Vessel
An item at Metropolitan Museum of Art
This bowl has a globular body, a ring base, a carinated shoulder and a flaring rim. It is made of a pinkish buff clay using a potter’s wheel. It was excavated at Pasargadae in southwestern Iran, about 90 km northeast of Shiraz. Pasargadae was the first capital of the Achaemenid Persian Empire, founded by Cyrus the Great c. 546 B.C. The bowl was found at the Tall-i Takht, a massive artificial platform presumably built as the site of a royal palace but converted into a fortified compound after Darius established a new capital at Persepolis around 520. However, the coin hoards and other finds from the Takht, including this bowl, show that it continued to be occupied down into the second century B.C., long after the fall of the Achaemenid Empire.
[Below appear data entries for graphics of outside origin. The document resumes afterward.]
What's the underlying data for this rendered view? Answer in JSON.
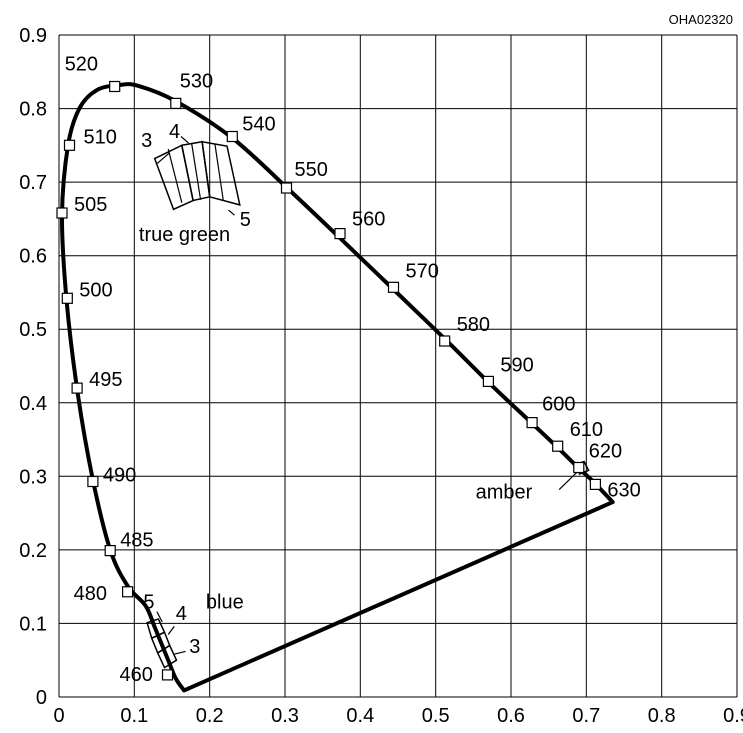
{
  "chart_data": {
    "type": "scatter",
    "id_code": "OHA02320",
    "xlim": [
      0,
      0.9
    ],
    "ylim": [
      0,
      0.9
    ],
    "x_ticks": [
      0,
      0.1,
      0.2,
      0.3,
      0.4,
      0.5,
      0.6,
      0.7,
      0.8,
      0.9
    ],
    "y_ticks": [
      0,
      0.1,
      0.2,
      0.3,
      0.4,
      0.5,
      0.6,
      0.7,
      0.8,
      0.9
    ],
    "x_tick_labels": [
      "0",
      "0.1",
      "0.2",
      "0.3",
      "0.4",
      "0.5",
      "0.6",
      "0.7",
      "0.8",
      "0.9"
    ],
    "y_tick_labels": [
      "0",
      "0.1",
      "0.2",
      "0.3",
      "0.4",
      "0.5",
      "0.6",
      "0.7",
      "0.8",
      "0.9"
    ],
    "grid": true,
    "spectral_locus": [
      [
        0.166,
        0.009
      ],
      [
        0.155,
        0.025
      ],
      [
        0.145,
        0.05
      ],
      [
        0.127,
        0.095
      ],
      [
        0.115,
        0.124
      ],
      [
        0.091,
        0.151
      ],
      [
        0.068,
        0.2
      ],
      [
        0.045,
        0.295
      ],
      [
        0.025,
        0.412
      ],
      [
        0.01,
        0.54
      ],
      [
        0.004,
        0.655
      ],
      [
        0.012,
        0.75
      ],
      [
        0.027,
        0.8
      ],
      [
        0.05,
        0.825
      ],
      [
        0.08,
        0.832
      ],
      [
        0.105,
        0.831
      ],
      [
        0.155,
        0.81
      ],
      [
        0.23,
        0.76
      ],
      [
        0.305,
        0.69
      ],
      [
        0.374,
        0.623
      ],
      [
        0.442,
        0.556
      ],
      [
        0.512,
        0.487
      ],
      [
        0.573,
        0.425
      ],
      [
        0.628,
        0.372
      ],
      [
        0.662,
        0.339
      ],
      [
        0.69,
        0.311
      ],
      [
        0.708,
        0.294
      ],
      [
        0.735,
        0.265
      ]
    ],
    "purple_line": [
      [
        0.735,
        0.265
      ],
      [
        0.166,
        0.009
      ]
    ],
    "wavelength_markers": [
      {
        "label": "460",
        "x": 0.144,
        "y": 0.03
      },
      {
        "label": "480",
        "x": 0.091,
        "y": 0.143
      },
      {
        "label": "485",
        "x": 0.068,
        "y": 0.199
      },
      {
        "label": "490",
        "x": 0.045,
        "y": 0.293
      },
      {
        "label": "495",
        "x": 0.024,
        "y": 0.42
      },
      {
        "label": "500",
        "x": 0.011,
        "y": 0.542
      },
      {
        "label": "505",
        "x": 0.004,
        "y": 0.658
      },
      {
        "label": "510",
        "x": 0.014,
        "y": 0.75
      },
      {
        "label": "520",
        "x": 0.074,
        "y": 0.83
      },
      {
        "label": "530",
        "x": 0.155,
        "y": 0.807
      },
      {
        "label": "540",
        "x": 0.23,
        "y": 0.762
      },
      {
        "label": "550",
        "x": 0.302,
        "y": 0.692
      },
      {
        "label": "560",
        "x": 0.373,
        "y": 0.63
      },
      {
        "label": "570",
        "x": 0.444,
        "y": 0.557
      },
      {
        "label": "580",
        "x": 0.512,
        "y": 0.484
      },
      {
        "label": "590",
        "x": 0.57,
        "y": 0.429
      },
      {
        "label": "600",
        "x": 0.628,
        "y": 0.373
      },
      {
        "label": "610",
        "x": 0.662,
        "y": 0.341
      },
      {
        "label": "620",
        "x": 0.69,
        "y": 0.312
      },
      {
        "label": "630",
        "x": 0.712,
        "y": 0.289
      }
    ],
    "green_bins": [
      {
        "label": "3",
        "points": [
          [
            0.127,
            0.732
          ],
          [
            0.163,
            0.75
          ],
          [
            0.178,
            0.675
          ],
          [
            0.152,
            0.663
          ]
        ]
      },
      {
        "label": "4",
        "points": [
          [
            0.163,
            0.75
          ],
          [
            0.19,
            0.755
          ],
          [
            0.2,
            0.68
          ],
          [
            0.178,
            0.675
          ]
        ]
      },
      {
        "label": "5",
        "points": [
          [
            0.19,
            0.755
          ],
          [
            0.223,
            0.749
          ],
          [
            0.24,
            0.669
          ],
          [
            0.2,
            0.68
          ]
        ]
      }
    ],
    "green_inner_lines": [
      [
        [
          0.145,
          0.745
        ],
        [
          0.163,
          0.672
        ]
      ],
      [
        [
          0.176,
          0.753
        ],
        [
          0.188,
          0.676
        ]
      ],
      [
        [
          0.207,
          0.752
        ],
        [
          0.218,
          0.676
        ]
      ]
    ],
    "blue_bins": [
      {
        "label": "3",
        "points": [
          [
            0.131,
            0.06
          ],
          [
            0.147,
            0.07
          ],
          [
            0.156,
            0.05
          ],
          [
            0.14,
            0.04
          ]
        ]
      },
      {
        "label": "4",
        "points": [
          [
            0.123,
            0.08
          ],
          [
            0.14,
            0.088
          ],
          [
            0.147,
            0.07
          ],
          [
            0.131,
            0.06
          ]
        ]
      },
      {
        "label": "5",
        "points": [
          [
            0.117,
            0.101
          ],
          [
            0.132,
            0.106
          ],
          [
            0.14,
            0.088
          ],
          [
            0.123,
            0.08
          ]
        ]
      }
    ],
    "amber_bin": [
      [
        0.685,
        0.316
      ],
      [
        0.697,
        0.32
      ],
      [
        0.703,
        0.308
      ],
      [
        0.691,
        0.303
      ]
    ],
    "annotations": [
      {
        "name": "true-green-label",
        "text": "true green",
        "x": 0.106,
        "y": 0.62
      },
      {
        "name": "green-bin-3-label",
        "text": "3",
        "x": 0.109,
        "y": 0.748
      },
      {
        "name": "green-bin-4-label",
        "text": "4",
        "x": 0.146,
        "y": 0.76
      },
      {
        "name": "green-bin-5-label",
        "text": "5",
        "x": 0.24,
        "y": 0.64
      },
      {
        "name": "blue-label",
        "text": "blue",
        "x": 0.195,
        "y": 0.12
      },
      {
        "name": "blue-bin-5-label",
        "text": "5",
        "x": 0.112,
        "y": 0.12
      },
      {
        "name": "blue-bin-4-label",
        "text": "4",
        "x": 0.155,
        "y": 0.105
      },
      {
        "name": "blue-bin-3-label",
        "text": "3",
        "x": 0.173,
        "y": 0.06
      },
      {
        "name": "amber-label",
        "text": "amber",
        "x": 0.553,
        "y": 0.27
      }
    ],
    "leader_lines": [
      [
        [
          0.13,
          0.725
        ],
        [
          0.147,
          0.74
        ]
      ],
      [
        [
          0.162,
          0.762
        ],
        [
          0.172,
          0.753
        ]
      ],
      [
        [
          0.233,
          0.655
        ],
        [
          0.225,
          0.662
        ]
      ],
      [
        [
          0.13,
          0.116
        ],
        [
          0.137,
          0.102
        ]
      ],
      [
        [
          0.153,
          0.096
        ],
        [
          0.145,
          0.085
        ]
      ],
      [
        [
          0.168,
          0.062
        ],
        [
          0.152,
          0.058
        ]
      ],
      [
        [
          0.664,
          0.282
        ],
        [
          0.69,
          0.308
        ]
      ]
    ]
  }
}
The bowl was found in a room in the southern corner of the Takht. The distinctive shape of this bowl is closely associated with the Achaemenid Empire, as it is depicted in the reliefs of the Apadana – the main audience hall at Persepolis. Yet, as this bowl attests, it persisted into the periods of Seleucid and Parthian rule in Iran. It was probably used as a drinking vessel for wine, and the survival of this vessel shape after the fall of the Achaemenid Empire is likely due to it having become an integral part of Persian table settings.
Ancient Near Eastern Art
An exhibit at Metropolitan Museum of Art
The Met's Department of Ancient Near Eastern Art cares for approximately 7,000 works ranging in date from the eighth millennium B.C. through the centuries just beyond the emergence of Islam in the seventh century A.D. Objects in the collection were created by people in the area that today comprises Iraq, Iran, Turkey, Syria, the Eastern Mediterranean coast, Yemen, and Central Asia. From the art of some of the world's first cities to that of great empires, the department's holdings illustrate the beauty and craftsmanship as well as the profound interconnections, cultural and religious diversity, and lasting legacies that characterize the ancient art of this vast region.